Why recycle e-waste?
It’s good for the environment
All e-waste can contain hazardous materials. These can range from heavy metals such as lead, mercury and cadmium to ozone-depleting chlorofluorocarbons (CFCs) and flame retardants.
Even in small amounts, these dangerous chemicals can cause environmental contamination. But when you multiply it by millions of e-waste items being left in landfills or stored inappropriately, the situation becomes much more serious.
These substances can leach into soil and groundwater, or release into the air, creating long term environmental contamination issues.

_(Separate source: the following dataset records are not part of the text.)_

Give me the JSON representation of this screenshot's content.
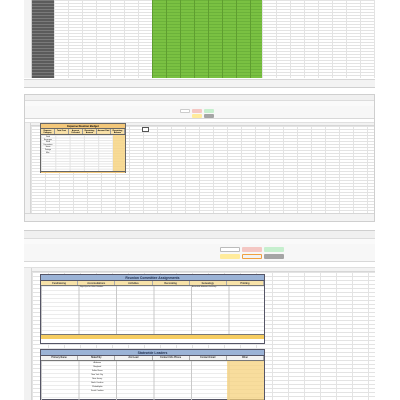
{
  "budget_table": {
    "title": "Expense Reunion Budget",
    "columns": [
      "Expense Category",
      "Total Cost",
      "Amount Collected",
      "Remaining Amount",
      "Amount Paid",
      "Remaining Balance"
    ],
    "items": [
      "Food",
      "Beverages",
      "Shirts",
      "Decorations",
      "Venue",
      "Postage",
      "Misc."
    ]
  },
  "reunion_table": {
    "title": "Reunion Committee Assignments",
    "columns": [
      "Fundraising",
      "Accomodations",
      "Activities",
      "Decorating",
      "Genealogy",
      "Printing"
    ],
    "notes": [
      "Sign-Ups for Other Vendors",
      "Assemble Historian Directory"
    ]
  },
  "leaders_table": {
    "title": "Statewide Leaders",
    "columns": [
      "Primary Name",
      "State/City",
      "2nd Lead",
      "Contact Info Phone",
      "Contact Email",
      "Other"
    ],
    "states": [
      "Alabama",
      "Maryland",
      "Dallas/Texas",
      "New York City",
      "New Jersey",
      "North Carolina",
      "Philadelphia",
      "South Carolina"
    ]
  },
  "ribbon_styles": {
    "labels": [
      "Normal",
      "Bad",
      "Good",
      "Neutral",
      "Calculation",
      "Check Cell"
    ],
    "colors": [
      "#ffffff",
      "#f4c7c3",
      "#c6efce",
      "#ffeb9c",
      "#f2f2f2",
      "#a5a5a5"
    ]
  },
  "colors": {
    "green_block": "#7ac142",
    "title_blue": "#9bb3d6",
    "header_gold": "#f7e2a8",
    "highlight_gold": "#f6cd61"
  }
}
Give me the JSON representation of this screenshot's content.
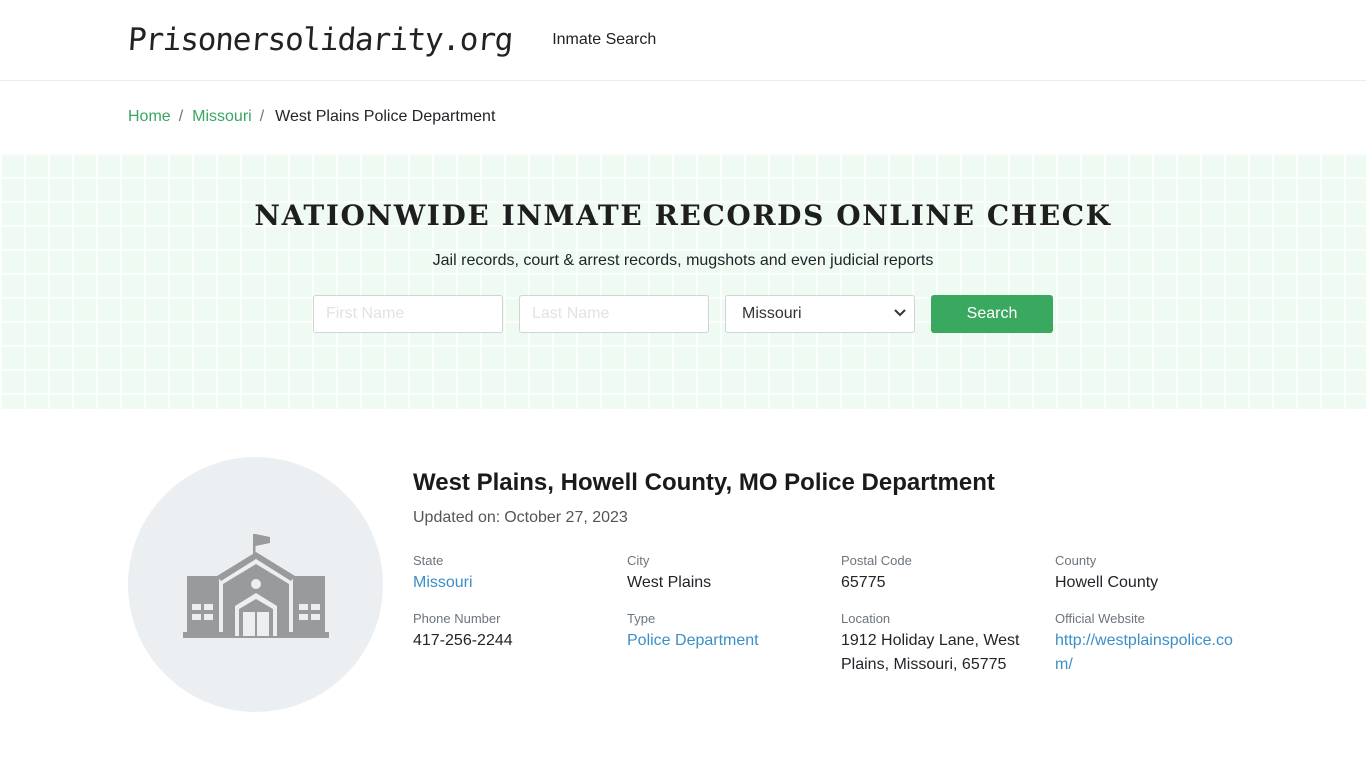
{
  "header": {
    "logo": "Prisonersolidarity.org",
    "nav_inmate_search": "Inmate Search"
  },
  "breadcrumb": {
    "home": "Home",
    "separator": "/",
    "state": "Missouri",
    "current": "West Plains Police Department"
  },
  "hero": {
    "title": "NATIONWIDE INMATE RECORDS ONLINE CHECK",
    "subtitle": "Jail records, court & arrest records, mugshots and even judicial reports",
    "first_name_placeholder": "First Name",
    "last_name_placeholder": "Last Name",
    "state_selected": "Missouri",
    "search_label": "Search"
  },
  "detail": {
    "title": "West Plains, Howell County, MO Police Department",
    "updated_label": "Updated on:",
    "updated_date": "October 27, 2023",
    "fields": {
      "state_label": "State",
      "state_value": "Missouri",
      "city_label": "City",
      "city_value": "West Plains",
      "postal_label": "Postal Code",
      "postal_value": "65775",
      "county_label": "County",
      "county_value": "Howell County",
      "phone_label": "Phone Number",
      "phone_value": "417-256-2244",
      "type_label": "Type",
      "type_value": "Police Department",
      "location_label": "Location",
      "location_value": "1912 Holiday Lane, West Plains, Missouri, 65775",
      "website_label": "Official Website",
      "website_value": "http://westplainspolice.com/"
    },
    "icon": "government-building-icon"
  },
  "colors": {
    "accent_green": "#3aa85f",
    "link_blue": "#3a8fc9",
    "hero_bg": "#eefaf2"
  }
}
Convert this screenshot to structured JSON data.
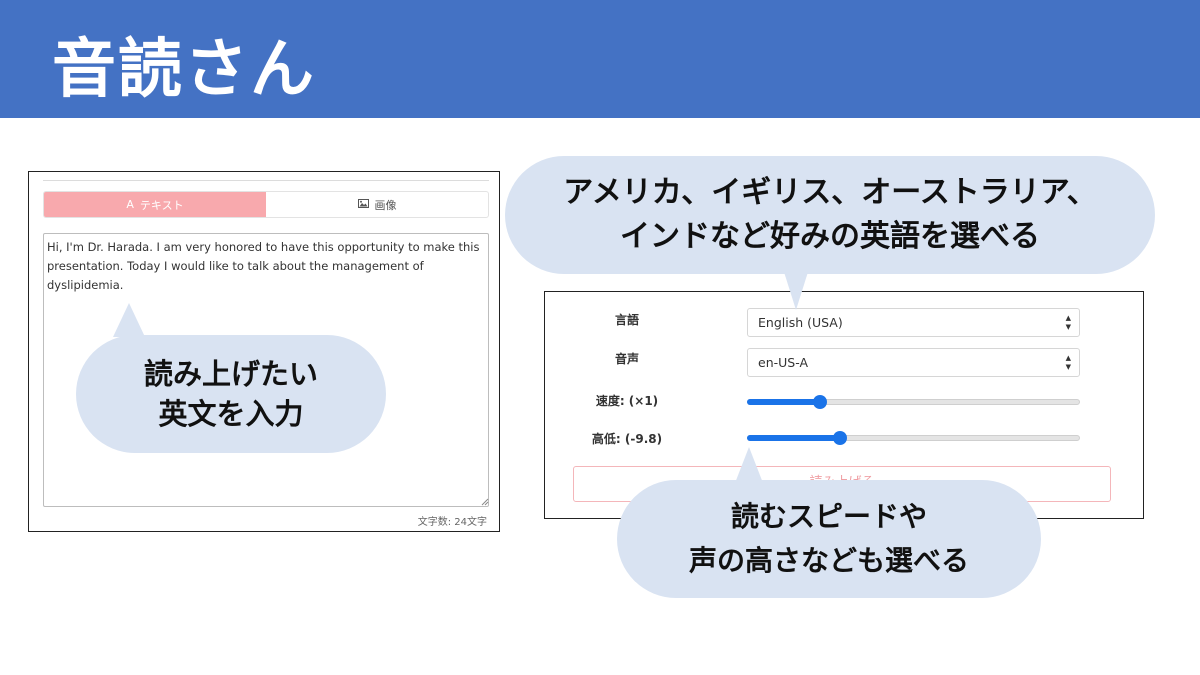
{
  "header": {
    "title": "音読さん"
  },
  "left_panel": {
    "tabs": [
      {
        "label": "テキスト",
        "icon": "font-icon",
        "active": true
      },
      {
        "label": "画像",
        "icon": "image-icon",
        "active": false
      }
    ],
    "textarea": {
      "value": "Hi, I'm Dr. Harada. I am very honored to have this opportunity to make this presentation. Today I would like to talk about the management of dyslipidemia."
    },
    "char_count": "文字数: 24文字"
  },
  "right_panel": {
    "language": {
      "label": "言語",
      "value": "English (USA)"
    },
    "voice": {
      "label": "音声",
      "value": "en-US-A"
    },
    "speed": {
      "label": "速度: (×1)",
      "fraction": 0.22
    },
    "pitch": {
      "label": "高低: (-9.8)",
      "fraction": 0.28
    },
    "read_button": "読み上げる"
  },
  "bubbles": {
    "input": {
      "line1": "読み上げたい",
      "line2": "英文を入力"
    },
    "language": {
      "line1": "アメリカ、イギリス、オーストラリア、",
      "line2": "インドなど好みの英語を選べる"
    },
    "speed": {
      "line1": "読むスピードや",
      "line2": "声の高さなども選べる"
    }
  },
  "colors": {
    "header": "#4472c4",
    "bubble": "#d9e3f2",
    "active_tab": "#f8a9ad",
    "slider": "#1a73e8"
  }
}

Many of these substances are particularly dangerous because they do not break down easily, meaning they stay in the environment for a very long time.
E-waste contains valuable materials
Electronic and electrical goods contain a whole range of precious materials, including:
To give you an idea, a million mobile phones contain an estimated 15–16 tonnes of copper, 340–350 kilograms of silver and 24–34 kilograms of gold. When you consider there are more than 22 million discarded mobile handsets in Australia, a number that grows by more than one million each year, it’s a lot of precious resources we’re throwing away.
In case you were wondering if you can extract those precious metals yourself... No, and it would be very dangerous to try. Many of the precious metals in e-waste need to be specially treated to separate and remove them safely.
Since many of these materials are non-renewable, once they’re gone, they’re gone. However, if e-waste is properly recycled, these materials and parts can be recycled and used again and again. By reusing what we’ve already mined, we’re not only cutting costs, we’re also reducing the greenhouse gasses created in the mining, processing and transportation of these raw materials. But if your old technology is sent to landfill, these valuable resources are lost forever.
It reduces landfill
In 2016, 44.7 million metric tonnes of e-waste was generated worldwide. Of this enormous figure, only about 20 per cent, or 8.9 million metric tonnes was recycled.
The rest ended up in landfill.
Hazardous and precious metals aside, this huge volume of ‘stuff’ we’re trying to hide underground is not sustainable. When you think about all the other rubbish we generate that goes to landfill, keeping e-waste out of it is a much smarter idea.